Closed LinBornRain closed 6 years ago
hi @LinBornRain ,
I'm not sure if I get your point. For the sake of convenience, I set the default of the stochastic
in traj_episode
to be False to for evaluating deterministic policy.
Putting this flag into the argument of evaluate is a good idea.
I will first close the issue and welcome to reopen it again.
Hi, andrewliao11: When I try to recover the results in your codes, I notice that GAIL-trpo is trained with stochastic policy in 'traj_segment' but the stochastic policy is evaluated in a deterministic mode as default set as u said. Also, I have tried: 1.using deterministic policy in training GAIL-trpo, and the learning dose not work anymore.
using stochastic mode during training is for exploration, while using deterministic policy to evaluate is for exploiting. check the literature of exploration versus exploitation
That makes sense to me!

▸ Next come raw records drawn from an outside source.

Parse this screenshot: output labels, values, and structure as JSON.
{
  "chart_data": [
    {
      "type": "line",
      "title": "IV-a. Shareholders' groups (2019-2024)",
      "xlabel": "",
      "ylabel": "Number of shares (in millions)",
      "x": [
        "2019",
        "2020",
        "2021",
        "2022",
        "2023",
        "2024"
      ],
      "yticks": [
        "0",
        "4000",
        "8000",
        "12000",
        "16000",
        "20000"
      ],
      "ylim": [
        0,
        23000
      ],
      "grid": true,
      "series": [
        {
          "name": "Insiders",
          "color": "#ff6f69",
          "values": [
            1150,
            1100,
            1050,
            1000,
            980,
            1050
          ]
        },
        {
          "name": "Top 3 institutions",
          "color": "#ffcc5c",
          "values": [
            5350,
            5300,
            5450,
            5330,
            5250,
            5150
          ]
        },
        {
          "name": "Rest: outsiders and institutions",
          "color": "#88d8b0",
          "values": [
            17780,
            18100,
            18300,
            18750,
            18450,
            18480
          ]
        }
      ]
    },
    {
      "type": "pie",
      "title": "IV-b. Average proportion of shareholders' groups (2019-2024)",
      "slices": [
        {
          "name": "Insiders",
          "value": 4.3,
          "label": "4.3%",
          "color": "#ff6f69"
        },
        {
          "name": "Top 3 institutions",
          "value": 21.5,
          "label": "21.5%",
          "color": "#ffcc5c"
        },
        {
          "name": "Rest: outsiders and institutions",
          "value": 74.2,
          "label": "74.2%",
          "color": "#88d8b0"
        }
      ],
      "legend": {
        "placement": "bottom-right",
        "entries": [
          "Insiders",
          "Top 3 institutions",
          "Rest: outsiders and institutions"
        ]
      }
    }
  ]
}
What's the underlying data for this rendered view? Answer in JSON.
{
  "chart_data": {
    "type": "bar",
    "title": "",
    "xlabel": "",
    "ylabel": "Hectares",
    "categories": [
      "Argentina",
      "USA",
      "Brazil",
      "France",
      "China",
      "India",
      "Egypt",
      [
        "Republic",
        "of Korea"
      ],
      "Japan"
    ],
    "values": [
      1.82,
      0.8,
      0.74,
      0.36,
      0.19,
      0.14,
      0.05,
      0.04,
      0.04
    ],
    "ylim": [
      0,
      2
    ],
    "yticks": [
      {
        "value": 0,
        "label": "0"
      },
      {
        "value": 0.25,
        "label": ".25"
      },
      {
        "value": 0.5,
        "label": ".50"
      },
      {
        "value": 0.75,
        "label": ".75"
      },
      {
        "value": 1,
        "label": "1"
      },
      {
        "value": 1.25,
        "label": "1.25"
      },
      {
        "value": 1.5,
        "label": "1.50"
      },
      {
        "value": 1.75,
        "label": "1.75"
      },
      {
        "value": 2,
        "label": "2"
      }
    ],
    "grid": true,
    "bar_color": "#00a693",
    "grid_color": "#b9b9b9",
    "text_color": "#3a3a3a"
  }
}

THX a lot!
Hi, andrewliao11!: Its me again... In 'trpo_mpi.learn()', the codes defines 'stochastic' as 'True' in 'traj_segement'; But, in In 'trpo_mpi.evaluate()', the codes defines 'stochastic' as default 'False' in 'traj_episode'. Should it be difference in 'evaluate', when it seems output total different trajectory performance if learning with stochastic policy and evaluate with deterministic policy. THX!